The transcriptomics data obtained in this work represent a repository that can be mined by the LAB research community, similarly to that comprised by LAB genome data. We performed a global analysis on the whole data set and a more in-depth survey into major fields of interest of L. lactis research. All raw data and the normalized gene expression profiles are shared together with this text, as supplemental material, and should allow rapid progress in both fundamental and application-oriented research on L. lactis.

MATERIALS AND METHODS

Bacterial strain and growth conditions.

Lactococcus lactis subsp. cremoris MG1363 (25), from the same −80°C aliquot as the one that was used for the sequencing of the genome of this strain (8), was grown in M17 medium (Difco Laboratories, Detroit, MI) supplemented with 0.5% (wt/vol) glucose (Acros Organics, Geel, Belgium) at 30°C. A chemostat of 16 L (working volume of 12 L) was used, and homogeneity of the culture was maintained through mild stirring (30 rpm). The medium pH was monitored with a built-in probe, and growth was followed by measuring the optical density at 600 nm (OD600). Prewarmed medium was inoculated with a 1/100 volume of an L. lactis MG1363 GM17 culture maintained in the exponential phase of growth by means of consecutive dilutions, during a period of at least 48 h. Reproducibility of the procedure was verified by repeating the above-described fermentation procedure 2 times. Cultures and inocula were grown in media from the same batch. Samples from all inocula and from the cultures at the end of the experiment were plated, examined under a microscope, and regrown in microtiter plates to check for potential contamination and plated to check cell viability by counting CFU (data not shown). Glucose concentration was measured via an enzymatic assay using a d-glucose kit (R-Biopharm, Darmstadt, Germany) according to the manufacturer’s instructions. Measurements were done in duplicate on cell-free supernatant samples obtained during fermentation.

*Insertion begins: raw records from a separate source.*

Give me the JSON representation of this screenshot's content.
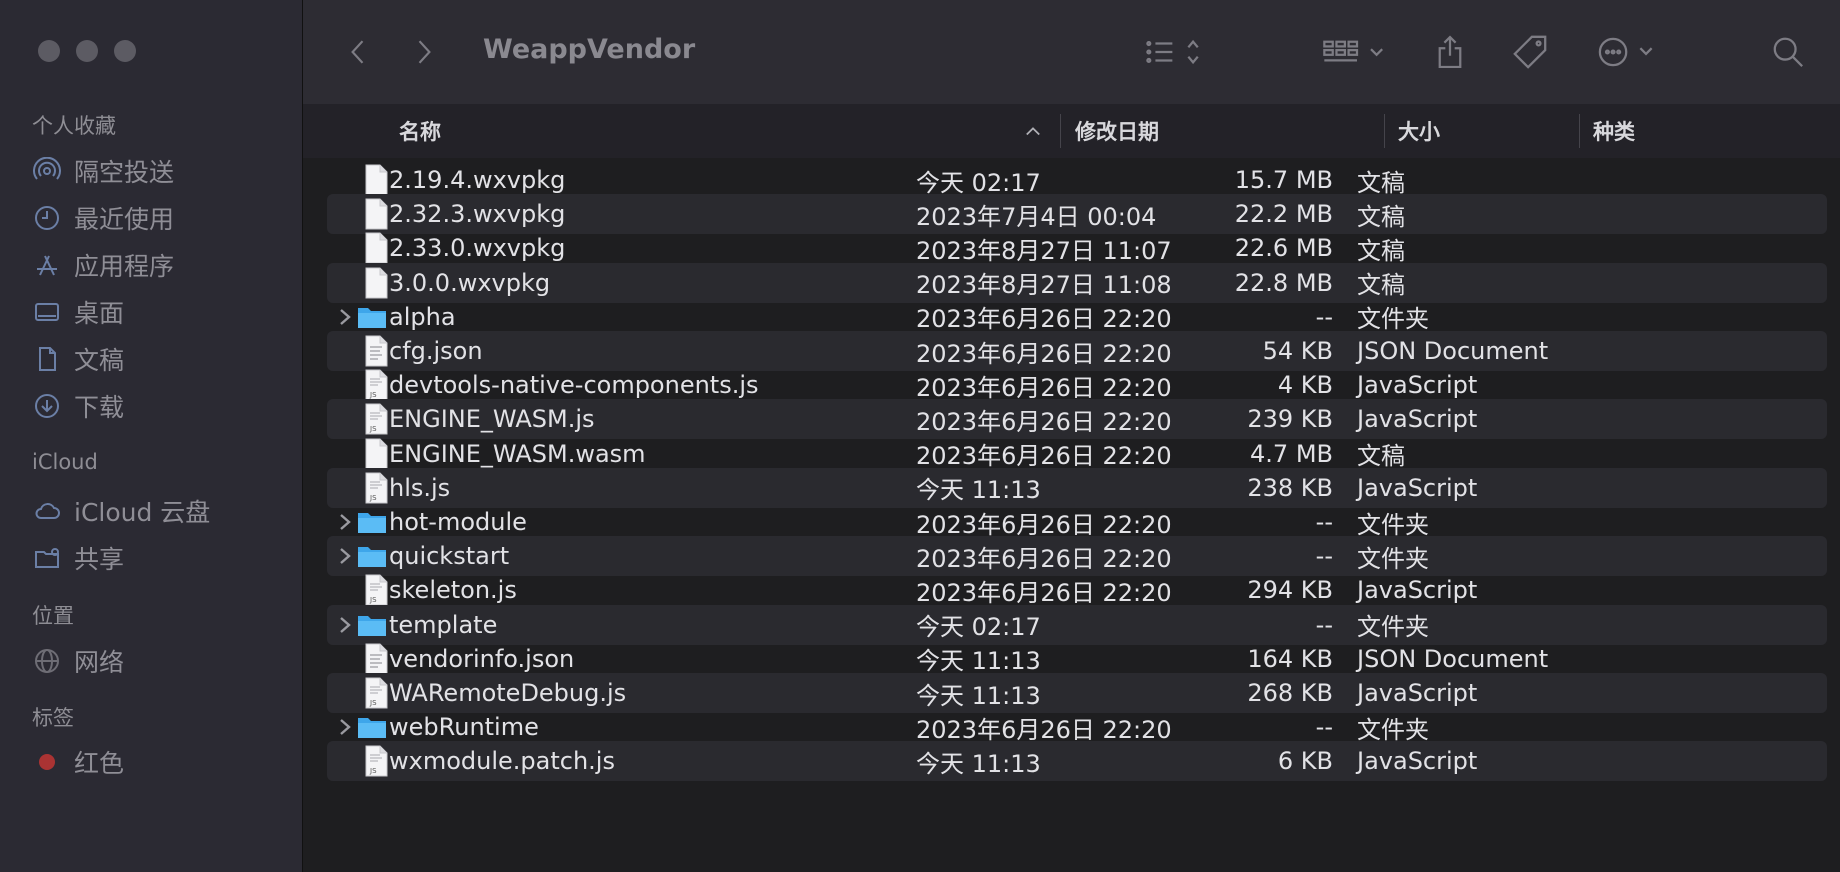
{
  "window": {
    "title": "WeappVendor"
  },
  "sidebar": {
    "favorites_title": "个人收藏",
    "favorites": [
      {
        "label": "隔空投送",
        "icon": "airdrop-icon"
      },
      {
        "label": "最近使用",
        "icon": "clock-icon"
      },
      {
        "label": "应用程序",
        "icon": "applications-icon"
      },
      {
        "label": "桌面",
        "icon": "desktop-icon"
      },
      {
        "label": "文稿",
        "icon": "document-icon"
      },
      {
        "label": "下载",
        "icon": "download-icon"
      }
    ],
    "icloud_title": "iCloud",
    "icloud": [
      {
        "label": "iCloud 云盘",
        "icon": "cloud-icon"
      },
      {
        "label": "共享",
        "icon": "shared-folder-icon"
      }
    ],
    "locations_title": "位置",
    "locations": [
      {
        "label": "网络",
        "icon": "globe-icon"
      }
    ],
    "tags_title": "标签",
    "tags": [
      {
        "label": "红色",
        "color": "#e0443e"
      }
    ]
  },
  "columns": {
    "name": "名称",
    "date": "修改日期",
    "size": "大小",
    "kind": "种类"
  },
  "files": [
    {
      "name": "2.19.4.wxvpkg",
      "date": "今天 02:17",
      "size": "15.7 MB",
      "kind": "文稿",
      "type": "doc"
    },
    {
      "name": "2.32.3.wxvpkg",
      "date": "2023年7月4日 00:04",
      "size": "22.2 MB",
      "kind": "文稿",
      "type": "doc"
    },
    {
      "name": "2.33.0.wxvpkg",
      "date": "2023年8月27日 11:07",
      "size": "22.6 MB",
      "kind": "文稿",
      "type": "doc"
    },
    {
      "name": "3.0.0.wxvpkg",
      "date": "2023年8月27日 11:08",
      "size": "22.8 MB",
      "kind": "文稿",
      "type": "doc"
    },
    {
      "name": "alpha",
      "date": "2023年6月26日 22:20",
      "size": "--",
      "kind": "文件夹",
      "type": "folder"
    },
    {
      "name": "cfg.json",
      "date": "2023年6月26日 22:20",
      "size": "54 KB",
      "kind": "JSON Document",
      "type": "json"
    },
    {
      "name": "devtools-native-components.js",
      "date": "2023年6月26日 22:20",
      "size": "4 KB",
      "kind": "JavaScript",
      "type": "js"
    },
    {
      "name": "ENGINE_WASM.js",
      "date": "2023年6月26日 22:20",
      "size": "239 KB",
      "kind": "JavaScript",
      "type": "js"
    },
    {
      "name": "ENGINE_WASM.wasm",
      "date": "2023年6月26日 22:20",
      "size": "4.7 MB",
      "kind": "文稿",
      "type": "doc"
    },
    {
      "name": "hls.js",
      "date": "今天 11:13",
      "size": "238 KB",
      "kind": "JavaScript",
      "type": "js"
    },
    {
      "name": "hot-module",
      "date": "2023年6月26日 22:20",
      "size": "--",
      "kind": "文件夹",
      "type": "folder"
    },
    {
      "name": "quickstart",
      "date": "2023年6月26日 22:20",
      "size": "--",
      "kind": "文件夹",
      "type": "folder"
    },
    {
      "name": "skeleton.js",
      "date": "2023年6月26日 22:20",
      "size": "294 KB",
      "kind": "JavaScript",
      "type": "js"
    },
    {
      "name": "template",
      "date": "今天 02:17",
      "size": "--",
      "kind": "文件夹",
      "type": "folder"
    },
    {
      "name": "vendorinfo.json",
      "date": "今天 11:13",
      "size": "164 KB",
      "kind": "JSON Document",
      "type": "json"
    },
    {
      "name": "WARemoteDebug.js",
      "date": "今天 11:13",
      "size": "268 KB",
      "kind": "JavaScript",
      "type": "js"
    },
    {
      "name": "webRuntime",
      "date": "2023年6月26日 22:20",
      "size": "--",
      "kind": "文件夹",
      "type": "folder"
    },
    {
      "name": "wxmodule.patch.js",
      "date": "今天 11:13",
      "size": "6 KB",
      "kind": "JavaScript",
      "type": "js"
    }
  ]
}
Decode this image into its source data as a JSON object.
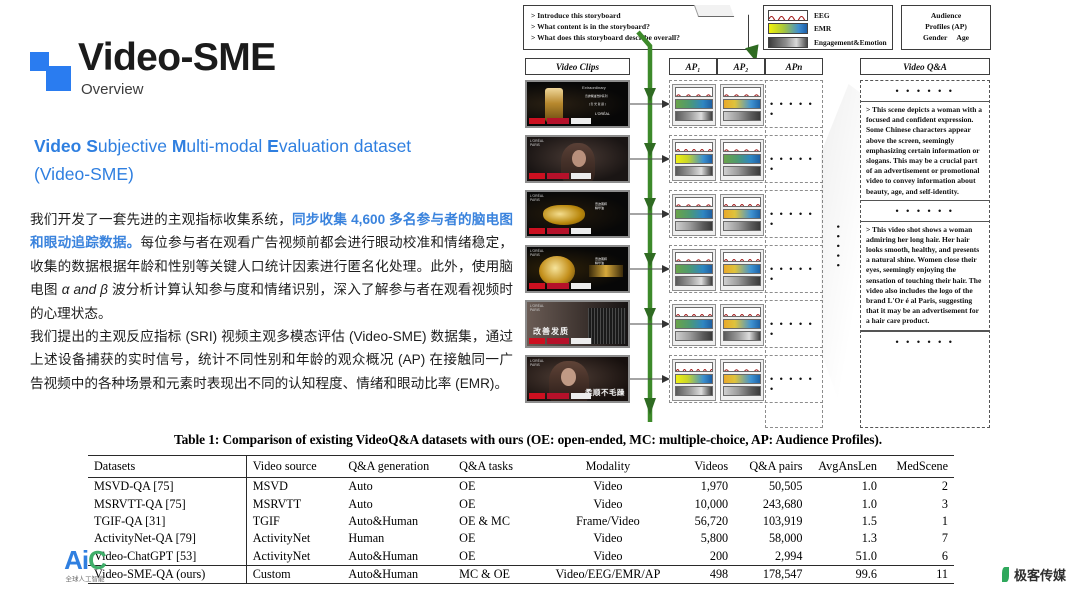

Sampling and RNA isolation.

The equivalent of 10 OD units of volume (volume [in milliliters] × OD600) was taken in duplicate every 15 min during 12 h. Additionally, triplicate samples (15 min apart) were taken at each time point corresponding to 24, 36, and 48 h after inoculation. Cells were pelleted in 50-mL Greiner tubes in an Eppendorf 5810R centrifuge (Eppendorf AG, Hamburg, Germany; 1 min, 10,000 rpm, and 4°C) and resuspended in 0.5 mL of T10E1 (10 mM Tris-HCl, 1 mM Na2-EDTA [pH 8.0]), prepared with diethylpyrocarbonate (DEPC)-treated deionized water before transfer to 2-mL screw-cap tubes. The resuspended cells were immediately frozen in liquid nitrogen and then kept at −80°C. For RNA isolation, 0.5 g of glass beads (∼100 μm in diameter), 50 μL of 10% sodium dodecyl sulfate (SDS), 500 μL of premixed phenol-chloroform-isoamyl alcohol (25:24:1), and 175 μL of Macaloid (Bentone MA; Elementis Specialties, Inc., Hightstown, NJ) suspension (prepared as described in reference 26) were added to the thawed cells in the screw-cap tube. Cells were disrupted using 2 cycles of 45 s of bead beating with a 1-min interval on ice. The cell lysate was cleared by centrifugation in an Eppendorf 5417R centrifuge (Eppendorf AG) (10 min, 10,000 rpm, and 4°C), after which the upper phase was extracted with 500 μL of chloroform-isoamyl alcohol (24:1). The two phases were resolved by centrifugation (10 min, 10,000 rpm, and 4°C), and total RNA was isolated from the aqueous phase using a High Pure RNA isolation kit (Roche Molecular Biochemicals, Mannheim, Germany), according to the manufacturer’s instructions. The RNA concentration was determined with a NanoDrop ND-1000 spectrophotometer (NanoDrop Technologies, Wilmington, DE); RNA quality was assessed using an Agilent Bioanalyzer 2100 with RNA 6000 LabChip (Agilent Technologies Netherlands BV, Amstelveen, the Netherlands).

DNA microarray procedure.

Synthesis of complementary DNA (cDNA) was performed using a Superscript III reverse transcriptase kit (Invitrogen, Carlsbad, CA). Incorporation of amino allyl-modified dUTPs during cDNA synthesis allowed Cy3/Cy5 labeling with a CyScribe postlabeling kit (Amersham Biosciences, Piscataway, NJ) according to the supplier’s instructions. All intermediate and final purifications of either labeled or unlabeled cDNA were performed with a NucleoSpin Extract II kit (Clontech Laboratories, Mountain View, CA) according to manufacturer’s instructions except while purifying unlabeled cDNA, where 80% ethanol was used in a second washing step and 0.1 M sodium bicarbonate (pH 9.0) was used as the elution buffer. The hybridization of all samples followed the scheme depicted in Fig. 12. Thus, the transcript levels for every gene were measured at least 6 times for every time point (3 slides per time point and at least duplicate spots for each gene).
FIG 12

Hybridization scheme. Synthesized cDNA obtained from the purified total RNA from each sample, labeled with either Cy3 or Cy5 (according to the green or the red hedge of the arrows, respectively), was hybridized according to the indicated dye-swap strategy on 3 DNA microarray slides.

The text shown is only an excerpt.